A la même idée de la fécondité primitive du végétal se rattachent les légendes des arbres qui produisent des agneaux ou des oiseaux, ou qui peuvent satisfaire toutes les convoitises. Ainsi le Kalpa-druma de l’Inde est un arbre qui accomplit tous les désirs. Un tel arbre était digne d’ombrager le paradis de Mahomet. Aussi Lazzaro Papi, dans ses Lettere sull’Indie orientali, dit-il que les musulmans de l’Inde racontent des choses merveilleuses sur le touba, « l’arbre de la félicité. » Tout rameau qui s’étend sur la demeure d’un élu lui fournit la nourriture la plus exquise.

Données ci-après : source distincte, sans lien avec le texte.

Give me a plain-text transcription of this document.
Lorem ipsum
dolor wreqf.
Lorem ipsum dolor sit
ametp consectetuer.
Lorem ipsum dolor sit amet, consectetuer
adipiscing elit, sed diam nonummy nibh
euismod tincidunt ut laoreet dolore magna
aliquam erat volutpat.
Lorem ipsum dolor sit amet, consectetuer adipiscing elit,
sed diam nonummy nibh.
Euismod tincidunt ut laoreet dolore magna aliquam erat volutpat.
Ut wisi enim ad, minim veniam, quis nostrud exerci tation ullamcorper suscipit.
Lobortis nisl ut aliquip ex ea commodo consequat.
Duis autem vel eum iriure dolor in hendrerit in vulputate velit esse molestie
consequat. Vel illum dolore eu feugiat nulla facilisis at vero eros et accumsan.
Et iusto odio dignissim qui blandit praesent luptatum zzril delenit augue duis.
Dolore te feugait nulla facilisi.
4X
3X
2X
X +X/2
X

Il donne aux bienheureux la soie la plus fine pour se vêtir, et de son tronc sortent les plus beaux chevaux, magnifiquement harnachés. Ce tronc est si élevé, et ses rameaux s’étendent sur un si vaste espace, que le coursier le plus vigoureux et le plus rapide pourrait à peine, après un voyage de cent ans, sortir de son ombre immense. Les disciples de l’islam n’ont pas seuls transporté dans le ciel, cet arbre de vie que les Sioux de l’Amérique considéraient comme leur

  1. W. Radloff, Proben der Volklitteratur der türkischen Stämme Sud-Siberiens.
  2. Narodniya Russkya shaszki.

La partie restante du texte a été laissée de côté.